And the winner is…
...Miss Representation. Not Miss USA or Miss Universe. The documentary title winkingly pays homage to women’s misrepresentation in the media. The film claims, You can’t be what you can’t see…
It’s an extraordinary film, in part because its argument is complex, covering broad territory in a neat hour and a half. It starts with the simple fact: representation of women in the media is skewed. Currently, in movies, reality TV, news, radio stations, music videos, and more, we see the same thing, women who are stupid, promiscuous, gold-diggers, or just “body props” for the scene. The film isn’t asking for patron saints. We’re just not seeing women as they really are, human beings with personalities, and their own narratives.
It sounds like a hefty accusation, but the documentary shows that when you think about it, it’s true. Pulling montages from a dizzying amount of familiar film and ad scenes, we see the same image, of women stuck in there for their “distracting” looks, their sexuality wielded like a weapon. I personally believe you should be able to do whatever you want with your body--flaunt your sexuality, keep conservative, or anything in between--but actresses are being forced into roles that tend toward blank eye candy, because those are the only roles there. It’s a system set up to please the male viewer, as a study shows men are significantly less likely to watch TV. And even women who seem to be making independent artistic choices are often pressured into more and more audacious getups in order to stand out through the noise of mass media. Stories that appear to center around women can often be rephrased as films about women whose lives really center around men, and reacting to their actions. Although it isn’t featured, it made me think of the Bechdel test, which a film passes only if there are at least two women who speak to each other about something other than a man. It’s stunning, when I start thinking about how many of my favorite films wouldn’t pass.

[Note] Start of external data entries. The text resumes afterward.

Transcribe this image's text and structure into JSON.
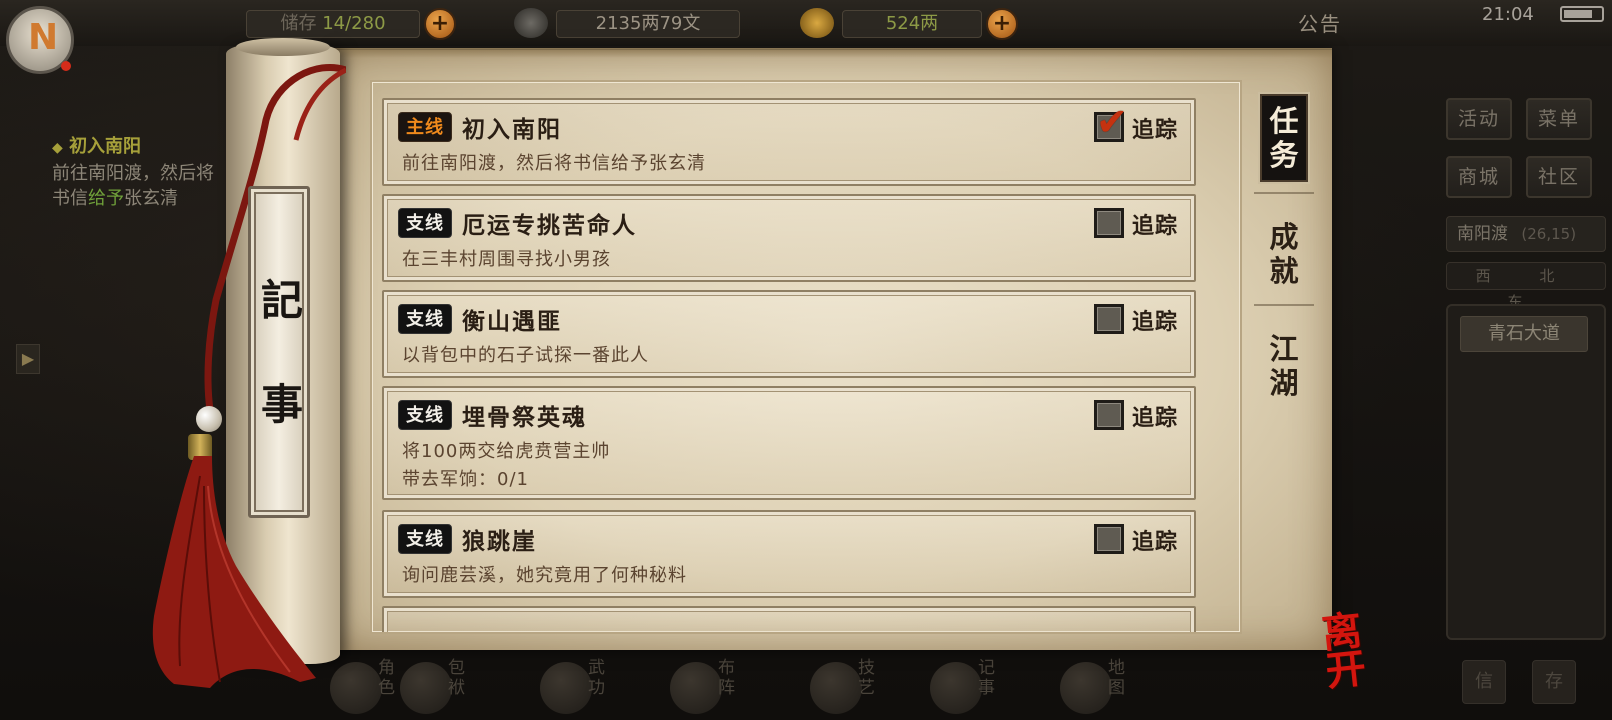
{
  "hud": {
    "storage": "14/280",
    "storage_label": "储存",
    "silver": "2135两79文",
    "gold": "524两",
    "notice": "公告",
    "time": "21:04",
    "plus": "+"
  },
  "avatar": {
    "glyph": "N"
  },
  "tracked_quest": {
    "title": "初入南阳",
    "line1": "前往南阳渡，然后将",
    "line2_a": "书信",
    "line2_b": "给予",
    "line2_c": "张玄清"
  },
  "right_menu": {
    "activity": "活动",
    "menu": "菜单",
    "shop": "商城",
    "community": "社区",
    "location": "南阳渡",
    "coords": "(26,15)",
    "compass": "西  北  东",
    "road": "青石大道",
    "bottom1": "信",
    "bottom2": "存"
  },
  "bottom_bar": [
    "角色",
    "包袱",
    "武功",
    "布阵",
    "技艺",
    "记事",
    "地图"
  ],
  "scroll": {
    "title_chars": [
      "記",
      "事"
    ],
    "leave_label": "离开"
  },
  "tabs": [
    {
      "label": "任务",
      "active": true
    },
    {
      "label": "成就",
      "active": false
    },
    {
      "label": "江湖",
      "active": false
    }
  ],
  "quests": [
    {
      "tag": "主线",
      "type": "main",
      "title": "初入南阳",
      "desc": [
        "前往南阳渡，然后将书信给予张玄清"
      ],
      "tracked": true,
      "track_label": "追踪"
    },
    {
      "tag": "支线",
      "type": "side",
      "title": "厄运专挑苦命人",
      "desc": [
        "在三丰村周围寻找小男孩"
      ],
      "tracked": false,
      "track_label": "追踪"
    },
    {
      "tag": "支线",
      "type": "side",
      "title": "衡山遇匪",
      "desc": [
        "以背包中的石子试探一番此人"
      ],
      "tracked": false,
      "track_label": "追踪"
    },
    {
      "tag": "支线",
      "type": "side",
      "title": "埋骨祭英魂",
      "desc": [
        "将100两交给虎贲营主帅",
        "带去军饷：0/1"
      ],
      "tracked": false,
      "track_label": "追踪"
    },
    {
      "tag": "支线",
      "type": "side",
      "title": "狼跳崖",
      "desc": [
        "询问鹿芸溪，她究竟用了何种秘料"
      ],
      "tracked": false,
      "track_label": "追踪"
    }
  ],
  "colors": {
    "main_tag": "#f08a1c",
    "check": "#c5320f",
    "leave": "#d3150e",
    "tassel": "#8e1a12"
  }
}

So what? Real girls’ confidence plummets, statistically, in their bodies, but also in their abilities. They get the message that their importance lies in the duration of their youth and beauty, however long they can make it last. And if we don’t have girls who trust in their own power, we have fewer ambitious girls, and even fewer running for important offices, at leadership conferences and national conventions. In news articles, the women we do see in power tend to be described with pointed language, as women who “complain,” are dominatrices, snakes, who threaten to incite “cat fights” with other powerful women. This same trend, by focusing on campaign outfits over campaign messages, also takes away from their accomplishments.
And so the legislation that passes doesn’t reflect women’s needs. The film shows we have generations growing up believing, even subconsciously, that women shouldn’t really be in power, that they are threatening, “intimidating.” For men, it’s not a win-win situation either, nor for any gender, especially those less accepted in the mainstream. By blackening the lines between man and woman, we’re blocking off who should have strength and who should have sensitivity, as if they were mutually exclusive.
The film is groundbreaking in so many ways, but mostly in the way it starts important conversations, ones you might not have even thought of. It hits the nail on the head, and in a pretty elegant format: facts swirl on the screen, accompanied by an urgent, pushing soundtrack. It features feminism’s foremost voices, like Gloria Steinem, firsts like Condoleezza Rice, Katie Couric, Rachel Maddow, as well as actresses, stars, and specialists from universities to start a discussion. Jennifer Siebel Newsom, director, writer, and producer for the documentary, begins and ends the film with intimate anecdotes. When she finds out she is bringing a baby girl into the world, she reflects on how she wants the world to be different for her daughter.
The solution the film offers is to support women, no matter who you are, and to promote better representation in whatever way you can, to go see women-led films on opening weekend, support girl's leadership initiatives, and start conversations. Even though it’s been years after the film was released in 2011, in a digital age where videos get outdated faster than your phone, Miss Representation feels more relevant than ever. And even as the newest Star Wars trilogy opens with a female lead, women begin to dominate TV series like Game of Thrones, and 2017’s Wonder Woman finally brought the superheroine’s origin story to the screen, they are still the “exception that proves the rule,” à la Riz Ahmed, because they stand out. Until diverse types of women are paribly represented in roles big and small, and don’t make a splash, simply because it’s what we’ve come to expect, then we can start to see, and feel, a culture shift. Until then, we’re still missing representation from Miss Representation.